The ideal position to achieve this spontaneous type of delivery, Jean Sutton urges, is with the mother upright, leaning slightly forward, and grasping onto something above her head. With my first three births, I was semi-reclined on a bed with my legs pulled back. With my fourth birth, I was on hands and knees, but it wasn’t at all effortless or comfortable, and I don’t really ever want to do it again.
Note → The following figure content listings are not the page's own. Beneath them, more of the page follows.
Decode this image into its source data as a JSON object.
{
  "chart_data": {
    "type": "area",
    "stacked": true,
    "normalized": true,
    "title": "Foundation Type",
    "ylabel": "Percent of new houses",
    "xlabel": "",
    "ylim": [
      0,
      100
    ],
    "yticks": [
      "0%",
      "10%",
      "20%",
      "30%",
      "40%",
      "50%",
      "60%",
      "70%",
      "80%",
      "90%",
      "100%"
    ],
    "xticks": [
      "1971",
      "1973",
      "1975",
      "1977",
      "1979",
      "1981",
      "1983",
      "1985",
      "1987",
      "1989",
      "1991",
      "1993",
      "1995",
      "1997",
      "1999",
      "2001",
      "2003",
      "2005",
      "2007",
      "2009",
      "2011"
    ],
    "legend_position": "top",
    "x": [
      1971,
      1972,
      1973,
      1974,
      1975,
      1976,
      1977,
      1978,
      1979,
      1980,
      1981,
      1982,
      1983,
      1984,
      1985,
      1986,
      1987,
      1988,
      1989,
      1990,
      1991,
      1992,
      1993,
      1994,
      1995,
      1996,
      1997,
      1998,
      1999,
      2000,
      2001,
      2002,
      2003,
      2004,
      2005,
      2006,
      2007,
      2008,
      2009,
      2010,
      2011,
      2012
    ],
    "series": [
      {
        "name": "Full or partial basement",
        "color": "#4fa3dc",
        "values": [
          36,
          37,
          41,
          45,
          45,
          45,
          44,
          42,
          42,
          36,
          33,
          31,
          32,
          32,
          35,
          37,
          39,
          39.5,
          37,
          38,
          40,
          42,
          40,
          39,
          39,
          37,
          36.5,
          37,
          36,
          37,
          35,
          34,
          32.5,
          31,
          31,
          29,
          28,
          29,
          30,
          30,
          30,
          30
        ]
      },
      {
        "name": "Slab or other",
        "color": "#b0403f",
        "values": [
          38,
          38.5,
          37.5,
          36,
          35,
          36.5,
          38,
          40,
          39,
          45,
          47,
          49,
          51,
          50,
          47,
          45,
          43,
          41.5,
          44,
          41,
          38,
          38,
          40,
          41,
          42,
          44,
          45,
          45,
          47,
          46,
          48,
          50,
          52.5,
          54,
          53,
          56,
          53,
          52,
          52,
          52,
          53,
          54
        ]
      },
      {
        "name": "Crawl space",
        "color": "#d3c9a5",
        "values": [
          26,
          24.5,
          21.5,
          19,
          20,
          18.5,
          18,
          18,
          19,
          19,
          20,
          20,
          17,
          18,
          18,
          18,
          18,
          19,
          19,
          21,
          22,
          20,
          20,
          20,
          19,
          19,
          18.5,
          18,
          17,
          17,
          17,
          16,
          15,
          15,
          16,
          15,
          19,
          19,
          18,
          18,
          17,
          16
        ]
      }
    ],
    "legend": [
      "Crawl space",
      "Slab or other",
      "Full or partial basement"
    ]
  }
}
Next time, I want to experience the involuntary “fetal ejection reflex.” Midwifery Today describes this fluid physiological process this way:

The following spontaneous actions then occur: the mother reaches upward for something stable to grasp; her body sags forward and knees roll out; her back arches and she begins to wriggle her lower body; the uterus contracts and forces the baby downward (a series of actions very similar to those during orgasm).

Prehistoric archaeologist-blogger, Katharina, has shared the following drawing of an image from an early Iron Age [800-400 B.C.] situla [bucket-like vessel] discovered in Italy in 2013. She describes the drawing: “The birthing woman is depicted in a standing position, with arms stretched out and holding on to a beam or frame above her head” (Source).

For some reason I just don’t want to leave this life without feeling my body experience this spontaneous process. I think my chances are good since my doula trainer will be my midwife, and she has given birth in just this way with at least a few of her babies.

4) The Breast Crawl

This is something I really wanted to experience last time, but because my midwife was concerned that my oxytocin levels may not be high enough to prevent a postpartum hemorrhage, she urged me to latch my baby right away. I’ve seen photos and videos and heard accounts of the incredible “breast crawl,” but I’ve never experienced it myself. When alert, unmedicated, breathing well, and placed on top of the mother (skin-to-skin between her breasts), most newborns will “crawl” to her nipple and self-attach. In fact, I recently read a study suggesting that human infants were designed to be abdominal feeders–breastfeeding on top of their mothers, using gravity to keep them attached. Perhaps this is why so many women struggle to breastfeed in the beginning? Maybe we’re going about it all wrong? Regardless, I really want to see and experience this process. Assuming my baby is doing well, I plan to allow for the possibility of a self-initiated latch.

What kinds of goals do you have for future births?